See, someone is always there for you(:




Roll With the Punches!

When did life decide to get so hard? It seems that everything is being thrown at me at once and nothing could be worse. School, work, and all the little things in between, nothing seems to want to go right. My stress meter is through the roof.
So this is my school, Stratford High School, and i'll be graduating on June 6th. As that day gets closer, my life seems to get harder and harder.
Prom is this Saturday and planning for it has been one of the most stressful things i've ever had to do. Somehow we pulled it off last year in one week with little to no stress. This year on the other hand doesn't want to come easily at all. My school is awesome and wants to charge people 40 freakin bones for prom tickets. Im pretty sure it doesn't need to cost that much. I will be so relieved when it's over.

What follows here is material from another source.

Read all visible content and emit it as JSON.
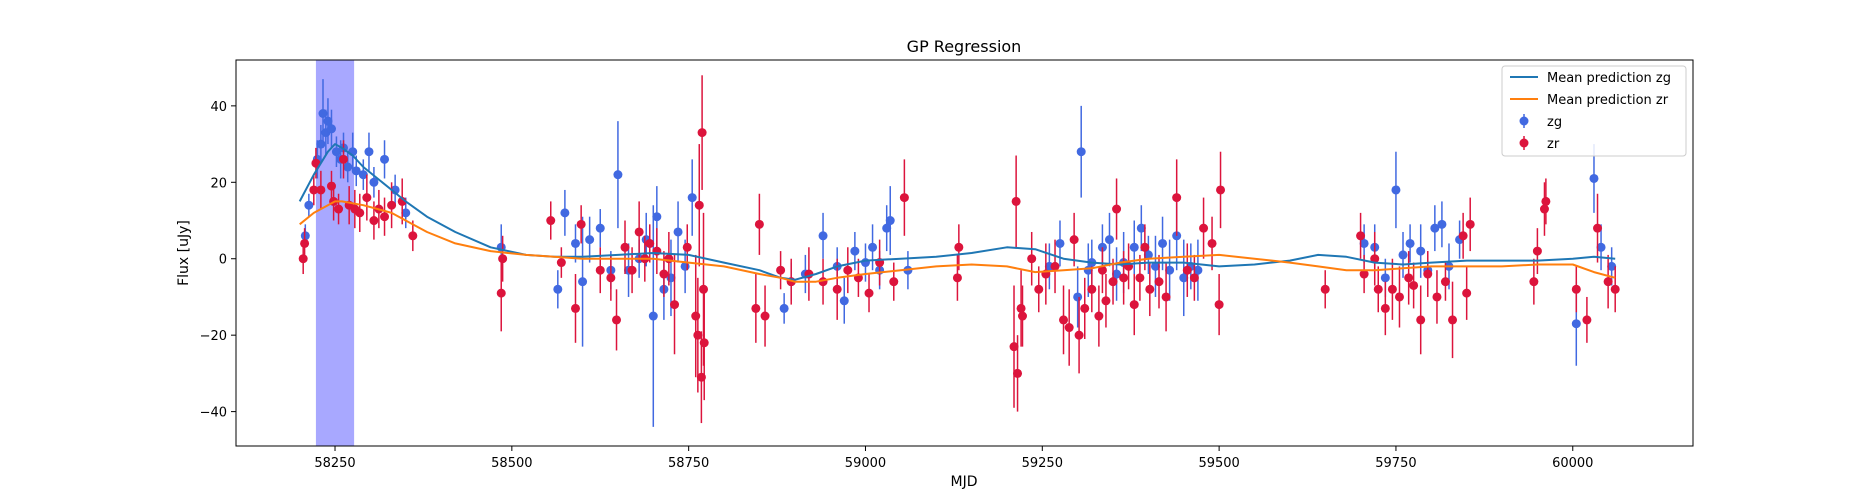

School is the most pointless thing that i have to go to right now. I have more than enough credits to graduate and the only class that i need is english 4 but stratford requires that you have 3 classes a semester at least. So what do i have to do? Force myself to go to that hell hole everyday and sit in 2 bull shit classes that i dont care about just because that is what is required of me. Graduation day can't get here fast enough.
Work is killing me because I am the only part timer there that is worth anything which means that I am expected to do everything and be awesome all the time. They schedule me when i dont want to work and dont pay me near enough.
The two things that keep me going is my girlfriend taylor who tells me to "roll with the punches cause that is really all you can do," and what is going to happen on June 13th. I get to spend a week with 5 awesome people and a baby at a beach house in Florida. Beach, Disney World, beach, tattoo (hopefully), more beach, sleep, and maybe a show will happen while we're there. I'm just ready for school to be over and to be rid of all this stress. Ugh!